Los días siguientes tuvo que hacer aún más averiguaciones porque sus padres se habían creído de tal manera el viaje que parecían complotados con Esteban en esto de presionarla para confesar. La madre era una máquina sin pausa: que a qué parte de la selva iba, que cómo se llamaba la ONG, que cómo eran las habitaciones allá, que tuviera cuidado con los negros, bueno, con los chinos o con los indochinos… que si tenía que vacunarse, si ya se había vacunado, que por favor averiguara por las enfermedades endémicas y la gripe aviar también.

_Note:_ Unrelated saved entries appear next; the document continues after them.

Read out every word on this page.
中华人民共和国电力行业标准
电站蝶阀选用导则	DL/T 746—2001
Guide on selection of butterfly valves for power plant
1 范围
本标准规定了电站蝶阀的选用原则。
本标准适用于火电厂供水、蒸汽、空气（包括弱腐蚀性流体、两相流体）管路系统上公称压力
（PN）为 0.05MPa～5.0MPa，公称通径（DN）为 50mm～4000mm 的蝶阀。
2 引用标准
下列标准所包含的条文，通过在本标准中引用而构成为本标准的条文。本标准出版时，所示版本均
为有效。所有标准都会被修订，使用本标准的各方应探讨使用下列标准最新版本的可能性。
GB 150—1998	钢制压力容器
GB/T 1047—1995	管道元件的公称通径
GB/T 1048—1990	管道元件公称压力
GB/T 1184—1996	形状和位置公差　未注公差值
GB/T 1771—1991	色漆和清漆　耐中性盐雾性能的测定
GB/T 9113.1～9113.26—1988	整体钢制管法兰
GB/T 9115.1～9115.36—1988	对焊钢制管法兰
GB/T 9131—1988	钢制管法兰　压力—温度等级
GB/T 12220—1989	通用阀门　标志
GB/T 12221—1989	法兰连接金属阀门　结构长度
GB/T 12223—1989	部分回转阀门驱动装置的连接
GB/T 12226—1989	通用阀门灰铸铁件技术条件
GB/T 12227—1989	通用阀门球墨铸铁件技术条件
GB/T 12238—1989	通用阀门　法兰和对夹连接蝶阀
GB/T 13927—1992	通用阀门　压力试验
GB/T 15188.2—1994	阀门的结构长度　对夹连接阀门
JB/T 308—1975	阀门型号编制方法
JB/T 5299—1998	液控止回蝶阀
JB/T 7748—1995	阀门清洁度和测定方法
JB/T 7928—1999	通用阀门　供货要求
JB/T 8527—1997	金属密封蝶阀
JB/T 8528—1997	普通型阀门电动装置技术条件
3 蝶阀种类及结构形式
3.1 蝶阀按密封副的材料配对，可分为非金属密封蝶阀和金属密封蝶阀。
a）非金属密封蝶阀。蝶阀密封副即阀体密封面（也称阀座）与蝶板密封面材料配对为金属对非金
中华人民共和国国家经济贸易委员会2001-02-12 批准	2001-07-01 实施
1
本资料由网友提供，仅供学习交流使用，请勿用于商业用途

Cuando fue al médico intentó convencerlo de fingir un certificado explicándole la mentira, pero el hombre se encrespó tanto que finalmente ella se levantó la manga y dejó que la pinchara cinco veces.

Pensó en decirle la verdad a su mejor amiga, quizás ella podría ayudarla a quebrar a Esteban; pero decidió que mejor no. A Karina le costaba mucho mantener un secreto. Así que la fiesta de despedida fue un melodrama. Amigos, familia y Esteban —que incluso había llevado una torta gigante con forma de King Kong— lloraron porque iban a extrañarla. Esteban se quedó hasta el final y ayudó a limpiar. Antes de irse le preguntó si podía llevarla al aeropuerto. Sin dudas esperaba que ella respondiera que no para evitar que la descubriera al esquivar el embarque o al fingir que había perdido el avión. Su vuelo era a la madrugada y, solo para obligarlo a despertarse y manejar a las cinco de la mañana, ella le dijo que sí, que por supuesto, que le encantaría que la lleve. Sabía que una vez que estuvieran en el aeropuerto o incluso antes, cuando la viera bajar del ascensor de su edificio cargada con la valija, él le confesaría haber dudado de ella y le rogaría que se quede.

De vez en cuando piensa en Esteban y en cuán taimado resultó ser. Tal vez si hubiera descubierto antes cuán astuto era él, no lo habría dejado. Pero ahora está contenta; los orangutanes son muy inteligentes y amorosos, y también, descubrió, saben mentir.